2022 Chinese Australian History Online Seminar Session 1: Conversation on South Flows the Pearl
The Institute for Australian and Chinese Arts and Culture (IAC) at Western Sydney University has since 2020 successfully held Chinese Australian History Series 1 and Series 2, which reached a wide network of Australian and international audiences. IAC is now pleased to launch Chinese Australian History Series 3.
The opening session will feature a conversation on the newly published book South Flows the Pearl. This book contains some of the earliest Chinese Australian family stories that have never been told. Mavis Gock Yen (1916–2008), of Anglo-Australian and Chinese heritage lived an extraordinary life and between 1987 and 1995 recorded 45 hours of interviews with 12 elderly Chinese Australians born between 1894 and 1938. Mavis prepared the manuscript but did not live to see the publication of the book, nor did the 12 interviewees. Mavis’ daughter Siaoman Yen and son-in-law Richard Horsburgh continued Mavis’ legacy and completed the editing of the book. South Flows the Pearl presents personal stories and first-hand experiences by early Chinese migrants, revealing the impact of historical events, war, discrimination and societal changes on their lives.
The session will be opened by Dr Stephen FitzGerald AO, whose doctoral research was published as China and the Overseas Chinese. He is currently the Chair of the Board of the Museum of Chinese in Australia (MOCA). The conversation with Siaoman Yen and Richard Horsburgh will focus on the content of the book and stories behind the scenes.
Date: Wednesday, 4 May 2022
Time: 4pm-5pm (Sydney time)
Mavis Gock Yen author of South Flows the Pearl, was born in Perth, Western Australia, in 1916 to a Chinese father and European Australian mother. After spending ten years in China as a child in the 1920s and 1930s she returned to China to live in 1946 after the end of the Second World War. In China she worked initially for the Chinese Industrial Cooperative movement in Shanghai before joining the Xinhua News Agency as an editor. Her English and Chinese language skills allowed her to become an English language teacher in the Beijing Second Foreign Language Institute (now Beijing International Studies University). She returned to Australia in 1981 with her daughter Siaoman and at the age of sixty-five embarked on Bachelor of Arts degree followed by a Graduate Diploma at the Canberra College of Advanced Education (now Canberra University). A renewed interest in her own family history led her to commence an ambitious oral history project between 1987 and 1995. Unable to find a publisher for her completed manuscript, her daughter and son-in-law have now have brought South Flows the Pearl into print which provides a fitting legacy to Mavis and a landmark study in the field of Chinese Australian history.
Siaoman Yen the daughter of author Mavis Gock Yen, was born in Beijing, China, in 1954. She travelled with her mother to Australia in 1981 where she completed a Bachelor of Arts at the Canberra College of Advanced Education (now Canberra University). Her forensic skills as a data analyst working in the market research industry for thirty years has served her well when confronted with the task of editing her mother’s manuscript. In particular, she has designed a series of maps for South Flows the Pearl and produced an English-Chinese glossary of names, places and organisations that future historians and scholars will find invaluable.
Richard Horsburgh was born in Moree, NSW, in 1950, he grew up in suburban Sydney. Completing a Bachelor of Arts at the University of Sydney and later a law degree, Richard enjoyed a career in Human Resources with the NSW public sector specialising in employment law and human resources policy. Following his retirement in 2010 Richard has partnered his wife Siaoman in bringing Mavis Yen’s manuscript to life. Richard’s focus with South Flows the Pearl has been on liaising with the interviewee families, amassing a trove of photographs and documentation, and conducting further research into each family’s history.

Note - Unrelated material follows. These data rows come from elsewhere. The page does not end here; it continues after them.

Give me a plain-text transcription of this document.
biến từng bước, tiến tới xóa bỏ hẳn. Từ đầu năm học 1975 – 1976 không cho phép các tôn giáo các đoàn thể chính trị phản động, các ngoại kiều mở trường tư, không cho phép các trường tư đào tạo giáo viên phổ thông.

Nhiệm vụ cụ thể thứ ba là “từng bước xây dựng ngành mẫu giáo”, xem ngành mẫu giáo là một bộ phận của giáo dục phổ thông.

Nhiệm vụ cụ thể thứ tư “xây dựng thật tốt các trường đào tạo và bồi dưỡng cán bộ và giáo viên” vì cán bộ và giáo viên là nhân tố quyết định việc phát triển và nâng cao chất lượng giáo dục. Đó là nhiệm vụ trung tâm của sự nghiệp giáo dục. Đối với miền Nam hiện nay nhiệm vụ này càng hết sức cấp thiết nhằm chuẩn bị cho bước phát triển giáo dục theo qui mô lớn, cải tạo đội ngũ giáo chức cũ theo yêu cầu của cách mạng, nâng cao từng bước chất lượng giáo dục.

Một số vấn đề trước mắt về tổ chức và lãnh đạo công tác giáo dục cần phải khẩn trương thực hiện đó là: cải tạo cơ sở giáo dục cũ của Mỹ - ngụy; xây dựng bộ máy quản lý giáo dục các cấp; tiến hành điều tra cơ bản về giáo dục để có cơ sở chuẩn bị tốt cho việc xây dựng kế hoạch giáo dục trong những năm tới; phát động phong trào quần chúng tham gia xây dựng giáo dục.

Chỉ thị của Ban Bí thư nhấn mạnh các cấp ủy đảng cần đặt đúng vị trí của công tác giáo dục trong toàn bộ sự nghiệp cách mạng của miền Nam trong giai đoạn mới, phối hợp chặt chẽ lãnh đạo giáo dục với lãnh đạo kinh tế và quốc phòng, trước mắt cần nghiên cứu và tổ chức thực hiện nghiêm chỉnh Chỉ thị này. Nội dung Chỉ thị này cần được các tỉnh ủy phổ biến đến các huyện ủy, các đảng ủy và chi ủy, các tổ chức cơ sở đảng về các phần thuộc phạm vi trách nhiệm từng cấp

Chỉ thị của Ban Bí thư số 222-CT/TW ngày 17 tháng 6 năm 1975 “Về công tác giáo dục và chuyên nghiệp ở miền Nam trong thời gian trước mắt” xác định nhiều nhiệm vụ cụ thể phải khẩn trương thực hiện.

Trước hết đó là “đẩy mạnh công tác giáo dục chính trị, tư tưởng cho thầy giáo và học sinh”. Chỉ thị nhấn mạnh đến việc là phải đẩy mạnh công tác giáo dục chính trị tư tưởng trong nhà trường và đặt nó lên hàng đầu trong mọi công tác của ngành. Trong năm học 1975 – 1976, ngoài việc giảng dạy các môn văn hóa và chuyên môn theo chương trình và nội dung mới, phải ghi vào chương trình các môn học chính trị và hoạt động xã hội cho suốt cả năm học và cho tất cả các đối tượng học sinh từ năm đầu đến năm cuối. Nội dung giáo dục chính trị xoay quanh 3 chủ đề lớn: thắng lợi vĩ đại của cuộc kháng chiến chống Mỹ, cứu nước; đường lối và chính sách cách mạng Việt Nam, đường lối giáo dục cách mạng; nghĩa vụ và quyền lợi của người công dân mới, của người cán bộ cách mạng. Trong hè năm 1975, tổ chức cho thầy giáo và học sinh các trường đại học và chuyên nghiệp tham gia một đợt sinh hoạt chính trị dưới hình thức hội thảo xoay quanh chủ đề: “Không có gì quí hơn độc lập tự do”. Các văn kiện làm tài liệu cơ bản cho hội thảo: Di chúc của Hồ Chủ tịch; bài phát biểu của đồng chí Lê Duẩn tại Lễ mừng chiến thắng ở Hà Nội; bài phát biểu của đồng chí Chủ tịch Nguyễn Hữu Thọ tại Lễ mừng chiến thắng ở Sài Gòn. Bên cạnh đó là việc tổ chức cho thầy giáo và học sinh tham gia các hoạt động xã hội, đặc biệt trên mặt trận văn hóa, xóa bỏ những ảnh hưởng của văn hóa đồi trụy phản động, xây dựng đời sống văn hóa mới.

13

Dr Stephen FitzGerald AO FAIIA, has been a government, academic and consulting specialist on China and its foreign policy and Australia’s relations with China and Asia, since the 1960s. He was the first Australian Ambassador to the People’s Republic of China (PRC), and has held professorial appointments at the Australian National University, University of NSW, University of technology Sydney and Western Sydney University. His doctoral research was on PRC policies towards the Chinese diaspora, published as China and the Overseas Chinese. Dr FitzGerald has been a lifelong advocate for non-discriminatory immigration to Australia, closer Australian relations with Asia, and the study of Asian languages and societies in schools and universities, and has held government and academic appointments related to each of these fields. He is currently Chair of the Board of the Museum of Chinese in Australia (MOCA); Adjunct Professor at the Institute for Australian and Chinese Arts & Culture and Distinguished Fellow at the Whitlam Institute, both at Western Sydney University; a Board Member of the policy institute China Matters; and a patron of the Chinese Australian Historical Society. He published a memoir, Comrade Ambassador, in 2015.